The fellowship includes financial support and incentives to focus on the use of technology in teaching. In general, the fellowship will last through an academic year and provide:

  • a $5,000 stipend, which could be shared among faculty if a proposal involves more than one member
  • support for software and tool development and any financial support needed to purchase technology for the project
  • personalized instructional technology support

Student success is one of IU’s key institutional goals. Technology can be an important tool to facilitate high-impact teaching practices that addresses today’s challenges of declining enrollment and workforce development. With that in mind, the following criteria will be used to evaluate proposals:

  • Does it support student success goals (retention, completion, academic success)?
  • Does it help reduce inequitable outcomes for students based on income background and race/ethnicity?
  • Is it scalable or replicable across disciplines, modalities, and/or campuses?
  • It is solving a problem that is widely experienced by faculty or has led to negative outcomes among students?
  • Does it support evidence-based best practices in the use of technology in teaching and learning?
  • Is it sustainable?
  • Does it use existing resources? Or if new resources are needed, are there ways to get those resources and do the student benefits outweigh the cost?

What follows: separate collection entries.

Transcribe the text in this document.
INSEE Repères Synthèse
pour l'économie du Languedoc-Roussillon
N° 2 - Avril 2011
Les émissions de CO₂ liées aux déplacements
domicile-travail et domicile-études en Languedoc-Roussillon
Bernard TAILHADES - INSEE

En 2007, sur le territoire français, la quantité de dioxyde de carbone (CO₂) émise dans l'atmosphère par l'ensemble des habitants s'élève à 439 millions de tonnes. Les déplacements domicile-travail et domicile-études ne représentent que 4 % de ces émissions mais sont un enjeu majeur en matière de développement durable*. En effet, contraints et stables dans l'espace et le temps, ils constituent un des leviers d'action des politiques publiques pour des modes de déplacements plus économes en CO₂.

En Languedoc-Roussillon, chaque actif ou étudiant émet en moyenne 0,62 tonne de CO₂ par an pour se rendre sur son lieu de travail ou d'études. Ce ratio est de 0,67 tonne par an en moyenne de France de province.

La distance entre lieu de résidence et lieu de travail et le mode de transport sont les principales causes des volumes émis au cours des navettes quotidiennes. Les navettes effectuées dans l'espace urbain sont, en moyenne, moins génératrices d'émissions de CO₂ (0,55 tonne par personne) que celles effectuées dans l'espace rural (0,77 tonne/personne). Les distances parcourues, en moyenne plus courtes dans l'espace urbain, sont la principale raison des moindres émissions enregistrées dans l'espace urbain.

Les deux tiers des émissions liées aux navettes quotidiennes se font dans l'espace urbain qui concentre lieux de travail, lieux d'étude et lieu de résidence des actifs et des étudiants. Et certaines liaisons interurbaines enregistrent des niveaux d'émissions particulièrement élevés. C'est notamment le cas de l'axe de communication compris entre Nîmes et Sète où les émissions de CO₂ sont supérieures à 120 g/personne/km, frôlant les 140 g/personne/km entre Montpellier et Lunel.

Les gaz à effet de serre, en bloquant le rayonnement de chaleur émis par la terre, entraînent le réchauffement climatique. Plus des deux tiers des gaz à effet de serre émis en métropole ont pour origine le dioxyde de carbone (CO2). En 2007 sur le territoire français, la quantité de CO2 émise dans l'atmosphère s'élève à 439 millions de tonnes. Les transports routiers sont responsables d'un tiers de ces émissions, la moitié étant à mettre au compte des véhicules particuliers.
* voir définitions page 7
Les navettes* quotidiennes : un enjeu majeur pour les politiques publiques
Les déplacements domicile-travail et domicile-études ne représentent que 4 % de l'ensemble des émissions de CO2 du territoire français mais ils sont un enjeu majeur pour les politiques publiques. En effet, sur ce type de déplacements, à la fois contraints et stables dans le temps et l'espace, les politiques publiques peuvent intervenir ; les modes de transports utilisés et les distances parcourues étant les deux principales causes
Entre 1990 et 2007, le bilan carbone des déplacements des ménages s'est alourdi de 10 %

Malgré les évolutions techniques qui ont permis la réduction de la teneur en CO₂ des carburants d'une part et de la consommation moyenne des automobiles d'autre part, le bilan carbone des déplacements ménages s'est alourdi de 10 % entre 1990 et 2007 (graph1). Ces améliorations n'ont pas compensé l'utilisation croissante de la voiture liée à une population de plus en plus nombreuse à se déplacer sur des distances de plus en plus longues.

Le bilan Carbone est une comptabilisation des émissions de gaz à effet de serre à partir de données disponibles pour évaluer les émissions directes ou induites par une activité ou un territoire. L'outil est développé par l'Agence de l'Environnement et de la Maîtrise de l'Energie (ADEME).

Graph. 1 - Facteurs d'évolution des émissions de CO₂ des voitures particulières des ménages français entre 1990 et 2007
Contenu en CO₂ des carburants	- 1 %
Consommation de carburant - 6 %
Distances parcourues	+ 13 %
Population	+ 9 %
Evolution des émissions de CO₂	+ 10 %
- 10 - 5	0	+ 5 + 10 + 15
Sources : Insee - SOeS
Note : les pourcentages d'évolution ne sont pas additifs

These IU-developed projects are good examples of innovative uses to technology to support student success:

  • Quick Check—quizzing tool integrated with Canvas that creates inline assessments in courses. The tool allows for frequent, low-stakes assessments that encourage interaction with course content and give high-quality feedback.
  • Boost—mobile app integrated with Canvas that provides automated notifications about assignments and due dates.